Similar to word embeddings, but an entire sentence is represented as a single numerical vector in a high-dimensional space. The goal is to capture the meaning and semantic relationships between words in a sentence, as well as the context in which the sentence is used.

Popular Methods

Doc2Vec — extends Word2Vec to learn paragraph/sentence-level vectors
Sentence-BERT (SBERT) — fine-tunes BERT to produce meaningful sentence embeddings
Universal Sentence Encoder — pre-trained model from Google for sentence-level tasks

from gensim.models.doc2vec import Doc2Vec, TaggedDocument

sentences = ["The cat jumped",
             "The white tiger roared",
             "Bird flying in the sky"]

tagged_data = [TaggedDocument(words=sentence.split(), tags=[str(i)])
               for i, sentence in enumerate(sentences)]

model = Doc2Vec(tagged_data, vector_size=50, min_count=1, epochs=10)

# Infer embedding for a new sentence
embedding = model.infer_vector("The white tiger roared".split())
print(embedding)

Use Cases

Semantic similarity and paraphrase detection
Clustering similar sentences or support tickets
Retrieval and search systems

Document Embedding

Document embedding represents an entire document (paragraph, article, or book) as a single vector. It captures not only the meaning and context of individual sentences but also the relationships and coherence between sentences within the document.

The technique is similar to sentence embedding but applied to longer multi-sentence texts.

from gensim.models.doc2vec import Doc2Vec, TaggedDocument

documents = [
    "This is the first document. It has multiple sentences.",
    "This is the second document. It is shorter than the first.",
    "This is the third document. It is longer and has multiple paragraphs."
]

tagged_data = [TaggedDocument(words=doc.split(), tags=[str(i)])
               for i, doc in enumerate(documents)]

model = Doc2Vec(tagged_data, vector_size=50, min_count=1, epochs=10)

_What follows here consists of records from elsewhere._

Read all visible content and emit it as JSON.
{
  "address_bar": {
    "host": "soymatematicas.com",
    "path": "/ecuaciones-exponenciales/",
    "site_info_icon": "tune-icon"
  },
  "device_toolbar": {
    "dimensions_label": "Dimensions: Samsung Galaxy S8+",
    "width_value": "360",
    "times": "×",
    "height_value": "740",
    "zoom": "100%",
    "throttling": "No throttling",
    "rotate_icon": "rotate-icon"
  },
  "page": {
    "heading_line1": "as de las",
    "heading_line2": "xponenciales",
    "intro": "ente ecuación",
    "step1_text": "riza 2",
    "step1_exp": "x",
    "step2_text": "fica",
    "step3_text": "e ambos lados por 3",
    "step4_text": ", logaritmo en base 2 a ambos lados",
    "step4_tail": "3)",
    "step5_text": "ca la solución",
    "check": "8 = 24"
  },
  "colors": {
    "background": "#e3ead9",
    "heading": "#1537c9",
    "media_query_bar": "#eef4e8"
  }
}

# Get the embedding for the first document
embedding = model.docvecs[0]
print(embedding)

Use Cases

Document classification and topic modelling
Information retrieval across large corpora
Plagiarism detection and document similarity

Evolution of Text Representation

Traditional (Sparse)                    Modern (Dense)
─────────────────────                   ─────────────────
BoW         → word counts, no order     Word Embedding  → dense, semantic, per-word
N-grams     → local word sequences      Sentence Embed. → dense, per-sentence
TF-IDF      → weighted word importance  Document Embed. → dense, per-document

Technique	Granularity	Captures Semantics?	Captures Order?	Dimensionality
Bag of Words	Document	No	No	Sparse, high
N-grams	Document	No	Local only	Sparse, very high
TF-IDF	Document	No	No	Sparse, high
Word Embedding	Word	Yes	No (static)	Dense, low (50–300)
Sentence Embedding	Sentence	Yes	Yes (contextual)	Dense, low (256–768)
Document Embedding	Document	Yes	Yes (contextual)	Dense, low (50–768)

Rule of thumb: if the task depends mostly on whether certain terms appear, sparse representations (BoW, TF-IDF) can work very well. If the task depends on similarity, paraphrase, or semantic matching, dense embeddings usually help more. Many production systems blend both — a sparse lexical signal with a compact dense signal.